Wednesday, October 15, 2008

Shower Day Depression

No, it's not the various rain showers lately that has me depressed, it's the soap-and-shampoo kind of shower that has me feeling that way.

It's probably the following facts that take it's toll on me:
a) I can't stand in the shower
b) The water/washcloths/sponges hurt my skin
c) I just had [minor] surgery on my toe which was throbbing the entire time
d) My mom has to help me
e) I haven't been able to shower on my own in so long that I have to learn how to do it all over again, just like I am having to learn how to walk all over again
f) I have to sit in a wobbly, slanting, hard shower chair that I almost always almost fall off of (at least once a shower)
g) I have to look at myself (in all it's obesity)

There are plenty more reasons, but I don't want to sound like I'm unnecessarily complaining...you'd really have to have gone through it to fully understand.
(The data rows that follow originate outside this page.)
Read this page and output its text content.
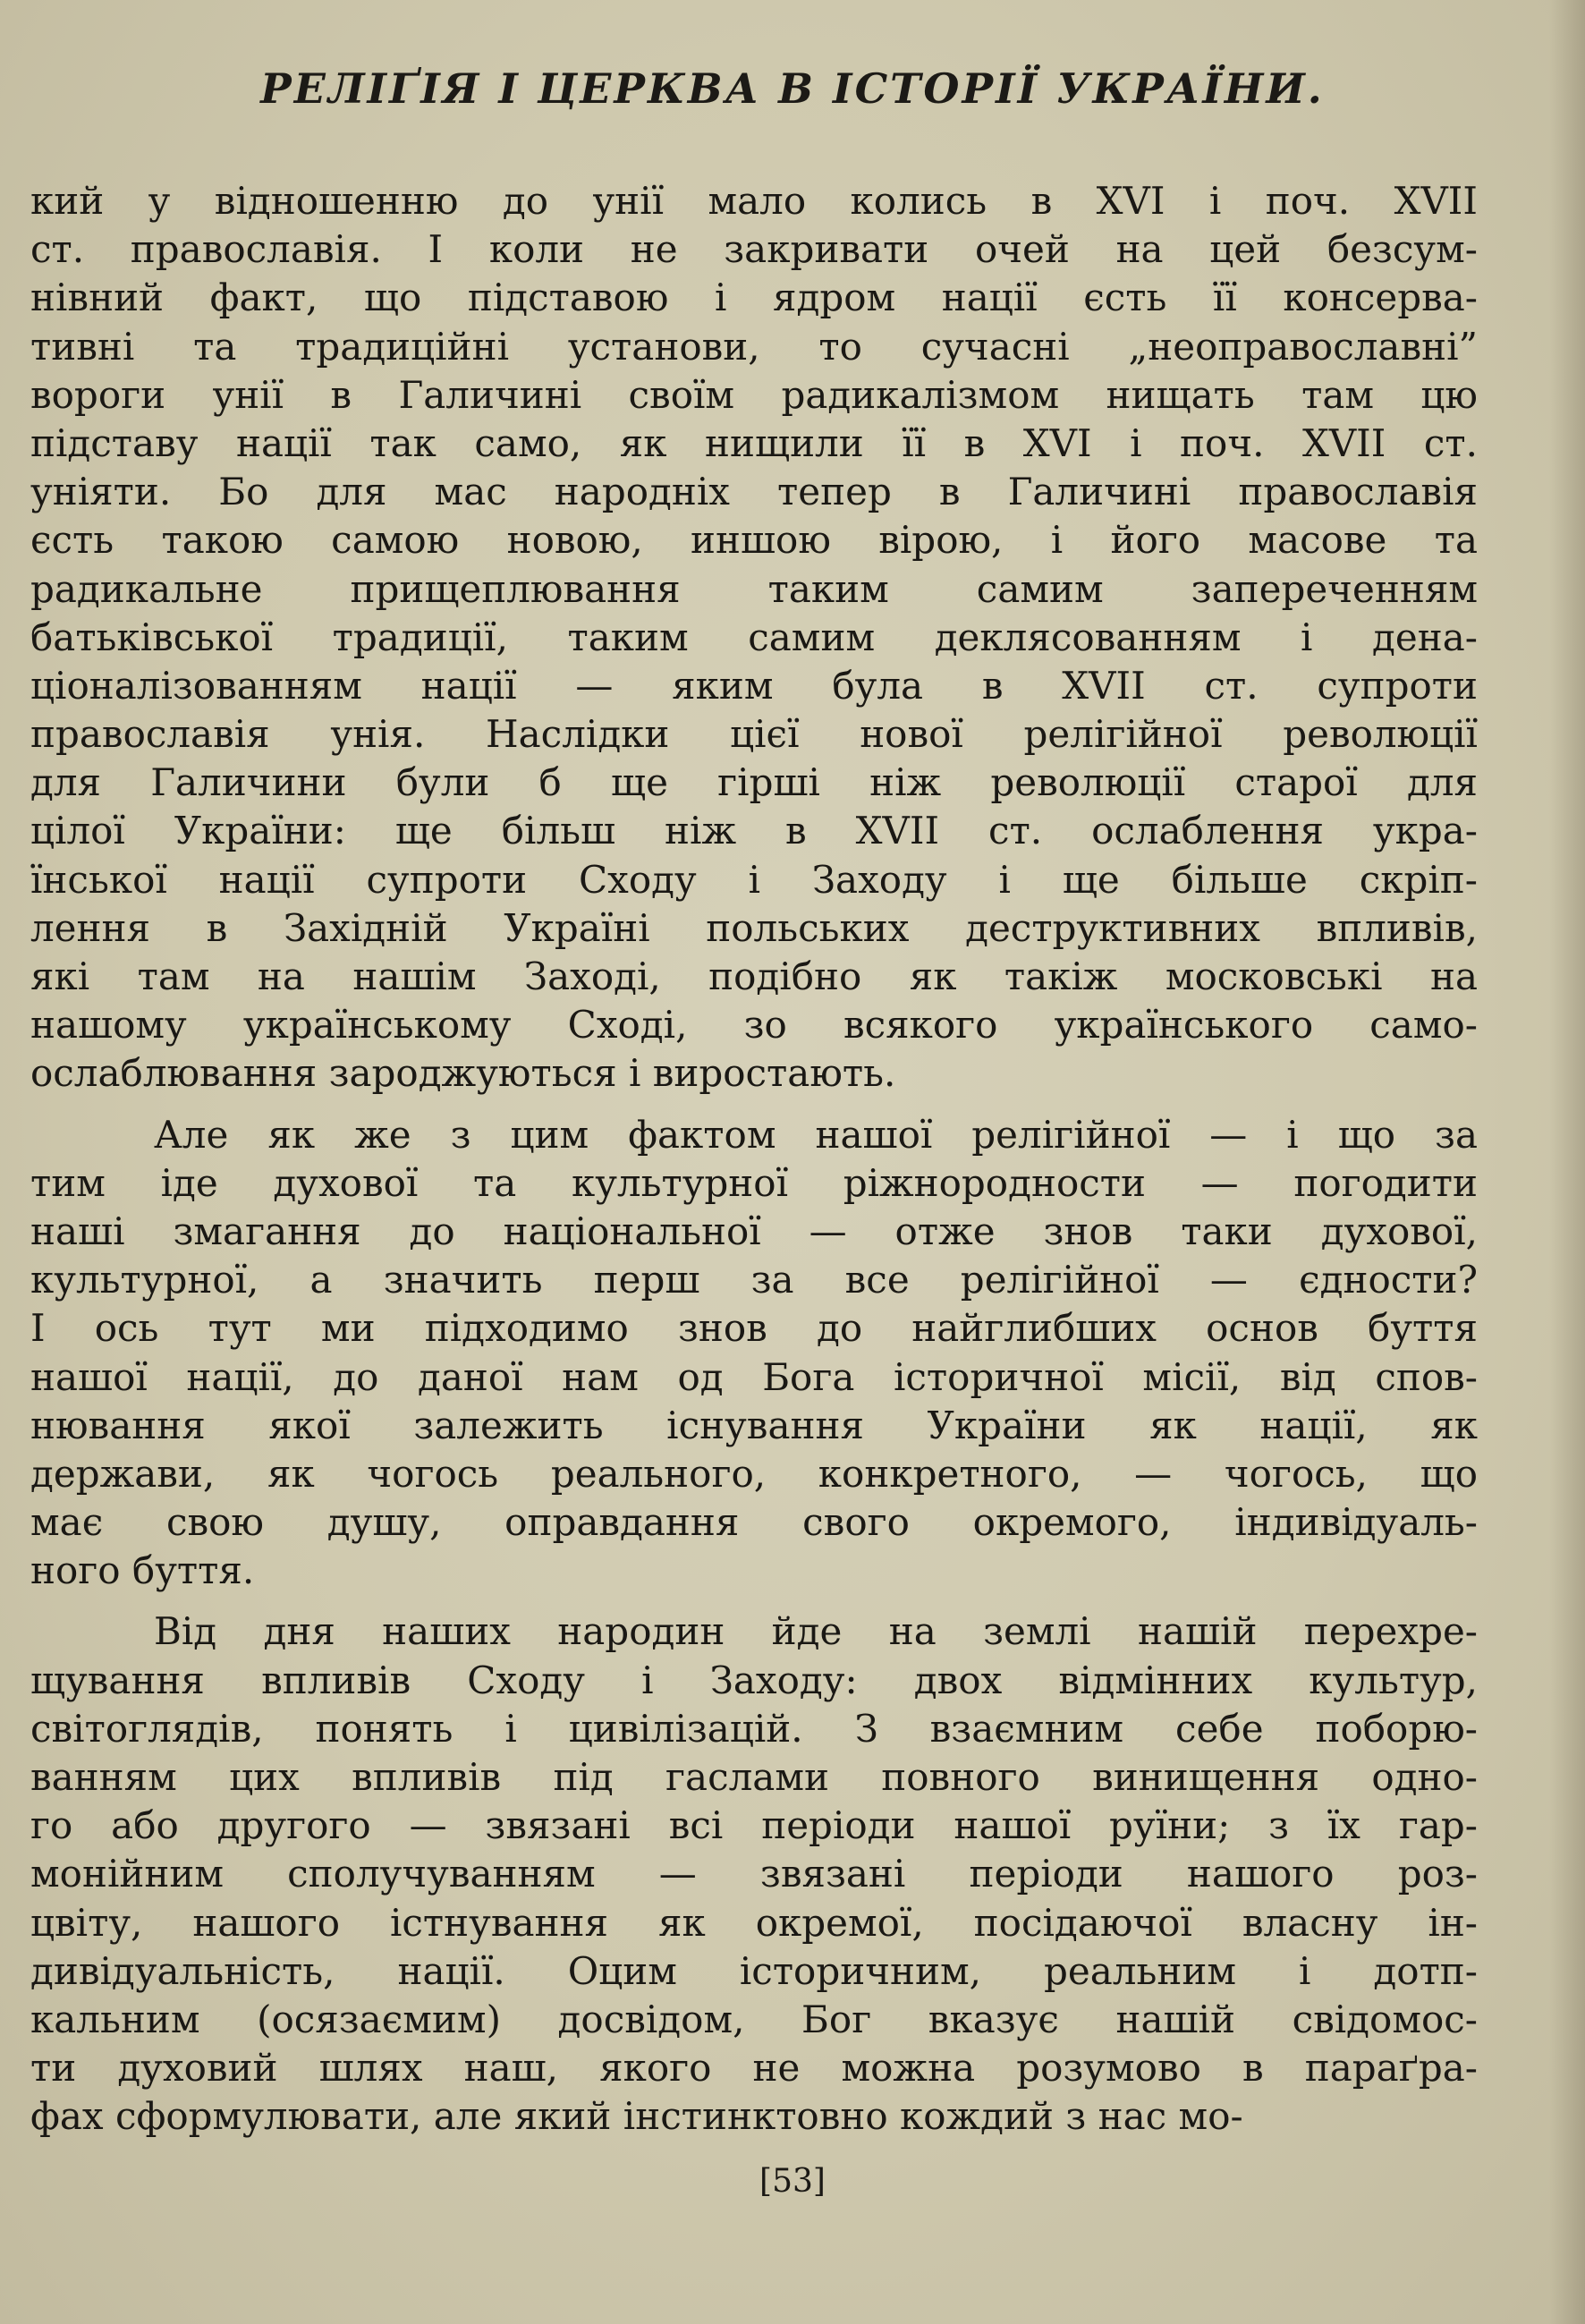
РЕЛІҐІЯ І ЦЕРКВА В ІСТОРІЇ УКРАЇНИ.
кий у відношенню до унії мало колись в XVI і поч. XVII
ст. православія. І коли не закривати очей на цей безсум-
нівний факт, що підставою і ядром нації єсть її консерва-
тивні та традиційні установи, то сучасні „неоправославні”
вороги унії в Галичині своїм радикалізмом нищать там цю
підставу нації так само, як нищили її в XVI і поч. XVII ст.
уніяти. Бо для мас народніх тепер в Галичині православія
єсть такою самою новою, иншою вірою, і його масове та
радикальне прищеплювання таким самим запереченням
батьківської традиції, таким самим деклясованням і дена-
ціоналізованням нації — яким була в XVII ст. супроти
православія унія. Наслідки цієї нової релігійної революції
для Галичини були б ще гірші ніж революції старої для
цілої України: ще більш ніж в XVII ст. ослаблення укра-
їнської нації супроти Сходу і Заходу і ще більше скріп-
лення в Західній Україні польських деструктивних впливів,
які там на нашім Заході, подібно як такіж московські на
нашому українському Сході, зо всякого українського само-
ослаблювання зароджуються і виростають.
Але як же з цим фактом нашої релігійної — і що за
тим іде духової та культурної ріжнородности — погодити
наші змагання до національної — отже знов таки духової,
культурної, а значить перш за все релігійної — єдности?
І ось тут ми підходимо знов до найглибших основ буття
нашої нації, до даної нам од Бога історичної місії, від спов-
нювання якої залежить існування України як нації, як
держави, як чогось реального, конкретного, — чогось, що
має свою душу, оправдання свого окремого, індивідуаль-
ного буття.
Від дня наших народин йде на землі нашій перехре-
щування впливів Сходу і Заходу: двох відмінних культур,
світоглядів, понять і цивілізацій. З взаємним себе поборю-
ванням цих впливів під гаслами повного винищення одно-
го або другого — звязані всі періоди нашої руїни; з їх гар-
монійним сполучуванням — звязані періоди нашого роз-
цвіту, нашого істнування як окремої, посідаючої власну ін-
дивідуальність, нації. Оцим історичним, реальним і дотп-
кальним (осязаємим) досвідом, Бог вказує нашій свідомос-
ти духовий шлях наш, якого не можна розумово в параґра-
фах сформулювати, але який інстинктовно кождий з нас мо-
[53]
To be thirteen years old, almost 200 pounds from reasons completely out of your control, and having to learn how to take showers (and walk) again, having to have help from your mother, and all the rest of the stuff, it's easily depressing. Before my mom came to help me with my hair/back/etc, I found myself rocking back and forth, softly whimpering "Old McDonald", not able to use a sponge or washcloth, trying to scrub myself, just crying my eyes out...

I'm doing better now, but it sure takes its toll on me and brings back some unpleasant memories. To feel so helpless, and in a way, hopeless...well, it's just, like I said, depressing. At that moment, I just felt so hopeless...so worthless, and just started wondering what the point was; would I really ever make a difference? Would I really ever impact someone? Or was I just here...to live, and eventually die, with no one besides my mom and a few dear friends remembering me?

Sorry, I don't mean to depress you, but sometimes you just need to let it out in order to get over it.

I've got to get going and try to re-inspire myself...Off to flickr!